The COP26 summit is unlikely to be an outright flop. There has been no shortage of drama, with speakers seeming to compete with each other to see who could use the most histrionic language. Justin Welby, the Archbishop of Canterbury, went so far as to compare the attending leaders to Nazi appeasers. He later apologised.

Some progress, albeit small, is being made. A hundred countries have been persuaded, some on the promise of sweeteners worth £14 billion, to sign a pledge to end deforestation by 2030. Brazil, the most important of all, is among them. India has agreed, for the first time, to set itself a date for achieving net-zero greenhouse gas emissions — although its target, 2070, is two decades beyond what the United Nations would have liked. Most leaders at Glasgow will be dead by then.

We need a Plan B in the event of decarbonisation technology failing to advance in the way that is hoped

One thing is unlikely to have changed by the end of the two-week conference. For all the pledges made and aspirations expressed by countries around the world, Britain will remain one of a tiny handful of countries to have turned its carbon-reduction pledges into law. Almost all the others will do as they have previously done and allow themselves some wriggle room. Pointedly, China’s short-term carbon-reduction targets are expressed ‘per unit of GDP’ — emphasising that it has no intention of sacrificing economic growth on the altar of tackling climate change.

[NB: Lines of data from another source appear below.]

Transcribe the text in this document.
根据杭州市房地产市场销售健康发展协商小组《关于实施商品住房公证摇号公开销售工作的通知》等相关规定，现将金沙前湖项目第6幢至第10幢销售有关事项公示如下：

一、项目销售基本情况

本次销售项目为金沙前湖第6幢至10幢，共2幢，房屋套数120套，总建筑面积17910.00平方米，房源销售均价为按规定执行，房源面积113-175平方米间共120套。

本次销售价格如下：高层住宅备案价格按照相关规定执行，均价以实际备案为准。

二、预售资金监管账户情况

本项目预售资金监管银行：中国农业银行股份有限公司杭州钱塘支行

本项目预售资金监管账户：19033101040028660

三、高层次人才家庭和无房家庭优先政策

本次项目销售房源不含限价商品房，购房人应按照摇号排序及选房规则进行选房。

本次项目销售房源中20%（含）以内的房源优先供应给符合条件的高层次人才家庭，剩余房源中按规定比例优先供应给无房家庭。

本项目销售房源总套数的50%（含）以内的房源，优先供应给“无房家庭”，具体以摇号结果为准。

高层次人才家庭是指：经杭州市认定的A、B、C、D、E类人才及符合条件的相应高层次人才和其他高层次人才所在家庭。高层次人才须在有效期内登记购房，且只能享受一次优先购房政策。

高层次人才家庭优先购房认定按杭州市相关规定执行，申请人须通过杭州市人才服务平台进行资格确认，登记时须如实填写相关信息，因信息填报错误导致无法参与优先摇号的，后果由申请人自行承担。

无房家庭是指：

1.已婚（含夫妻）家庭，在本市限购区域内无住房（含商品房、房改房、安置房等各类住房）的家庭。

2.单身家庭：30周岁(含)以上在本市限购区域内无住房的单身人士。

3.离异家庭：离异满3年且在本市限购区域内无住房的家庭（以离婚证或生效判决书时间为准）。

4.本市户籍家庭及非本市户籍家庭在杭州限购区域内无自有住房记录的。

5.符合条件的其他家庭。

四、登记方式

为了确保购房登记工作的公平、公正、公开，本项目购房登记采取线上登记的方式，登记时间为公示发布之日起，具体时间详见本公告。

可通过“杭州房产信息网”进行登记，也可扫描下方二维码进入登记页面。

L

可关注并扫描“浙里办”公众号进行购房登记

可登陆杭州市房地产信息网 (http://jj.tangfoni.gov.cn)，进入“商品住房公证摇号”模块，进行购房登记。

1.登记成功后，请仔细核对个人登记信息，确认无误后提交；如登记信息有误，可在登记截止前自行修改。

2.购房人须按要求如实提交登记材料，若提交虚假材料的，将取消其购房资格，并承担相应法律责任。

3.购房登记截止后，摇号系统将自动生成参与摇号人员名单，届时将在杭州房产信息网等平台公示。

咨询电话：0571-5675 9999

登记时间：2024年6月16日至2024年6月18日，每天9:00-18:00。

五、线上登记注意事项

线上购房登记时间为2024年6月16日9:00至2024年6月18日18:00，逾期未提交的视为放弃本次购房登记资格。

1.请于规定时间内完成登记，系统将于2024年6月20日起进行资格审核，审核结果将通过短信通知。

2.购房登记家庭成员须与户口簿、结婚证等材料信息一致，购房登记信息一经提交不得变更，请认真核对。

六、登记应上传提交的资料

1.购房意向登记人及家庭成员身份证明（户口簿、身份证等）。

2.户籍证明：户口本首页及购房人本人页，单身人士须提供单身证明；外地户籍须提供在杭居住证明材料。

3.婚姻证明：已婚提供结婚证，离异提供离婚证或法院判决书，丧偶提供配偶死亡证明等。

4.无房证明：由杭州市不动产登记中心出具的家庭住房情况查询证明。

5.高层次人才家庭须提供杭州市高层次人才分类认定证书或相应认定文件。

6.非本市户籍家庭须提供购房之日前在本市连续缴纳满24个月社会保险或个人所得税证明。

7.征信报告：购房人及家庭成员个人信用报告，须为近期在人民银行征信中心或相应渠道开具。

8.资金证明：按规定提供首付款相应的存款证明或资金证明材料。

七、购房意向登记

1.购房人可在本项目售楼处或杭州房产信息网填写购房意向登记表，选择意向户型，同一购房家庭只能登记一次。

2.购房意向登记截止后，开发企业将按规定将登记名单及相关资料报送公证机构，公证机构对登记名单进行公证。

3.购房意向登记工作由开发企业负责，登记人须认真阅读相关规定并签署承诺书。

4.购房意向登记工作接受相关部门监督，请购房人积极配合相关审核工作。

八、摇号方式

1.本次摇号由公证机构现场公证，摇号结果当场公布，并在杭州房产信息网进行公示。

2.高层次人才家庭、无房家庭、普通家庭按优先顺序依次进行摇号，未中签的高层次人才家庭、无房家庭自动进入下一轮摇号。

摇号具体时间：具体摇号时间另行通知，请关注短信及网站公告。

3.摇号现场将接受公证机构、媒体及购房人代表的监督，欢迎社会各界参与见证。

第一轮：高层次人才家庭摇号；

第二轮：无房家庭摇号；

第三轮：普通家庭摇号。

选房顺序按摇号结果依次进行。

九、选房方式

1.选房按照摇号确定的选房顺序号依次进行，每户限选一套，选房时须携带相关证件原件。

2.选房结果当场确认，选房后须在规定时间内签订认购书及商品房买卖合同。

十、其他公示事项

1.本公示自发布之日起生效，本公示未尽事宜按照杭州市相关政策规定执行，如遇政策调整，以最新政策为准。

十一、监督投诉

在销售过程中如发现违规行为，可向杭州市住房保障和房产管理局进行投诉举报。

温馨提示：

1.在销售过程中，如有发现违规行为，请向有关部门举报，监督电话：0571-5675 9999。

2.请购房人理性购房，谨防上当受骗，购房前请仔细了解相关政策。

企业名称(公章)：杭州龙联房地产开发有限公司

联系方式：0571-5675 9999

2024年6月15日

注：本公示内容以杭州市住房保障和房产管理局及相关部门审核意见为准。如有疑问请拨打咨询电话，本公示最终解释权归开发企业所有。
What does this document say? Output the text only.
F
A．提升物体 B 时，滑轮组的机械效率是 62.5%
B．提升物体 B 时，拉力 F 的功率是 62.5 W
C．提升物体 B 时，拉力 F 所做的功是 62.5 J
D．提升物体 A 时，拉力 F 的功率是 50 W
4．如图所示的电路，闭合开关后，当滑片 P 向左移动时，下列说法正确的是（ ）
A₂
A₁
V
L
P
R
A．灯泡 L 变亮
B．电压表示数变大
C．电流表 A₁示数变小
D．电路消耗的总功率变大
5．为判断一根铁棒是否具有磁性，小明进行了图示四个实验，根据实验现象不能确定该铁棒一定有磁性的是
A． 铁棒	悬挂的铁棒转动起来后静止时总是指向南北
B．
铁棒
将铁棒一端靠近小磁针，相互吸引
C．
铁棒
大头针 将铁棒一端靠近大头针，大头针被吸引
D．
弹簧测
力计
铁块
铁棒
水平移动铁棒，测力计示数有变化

This leaves Britain with a very serious problem: what to do if some of the technology which will be required to reach net zero disappoints? It is very noble to want to set an example to the rest of the world by legally committing yourself to eliminating carbon emissions. It will not look so clever in, say, 15 years’ time if we are still struggling to store copious quantities of energy generated on sunny and windy days for sunless and becalmed days when our wind farms and solar farms are generating next to nothing.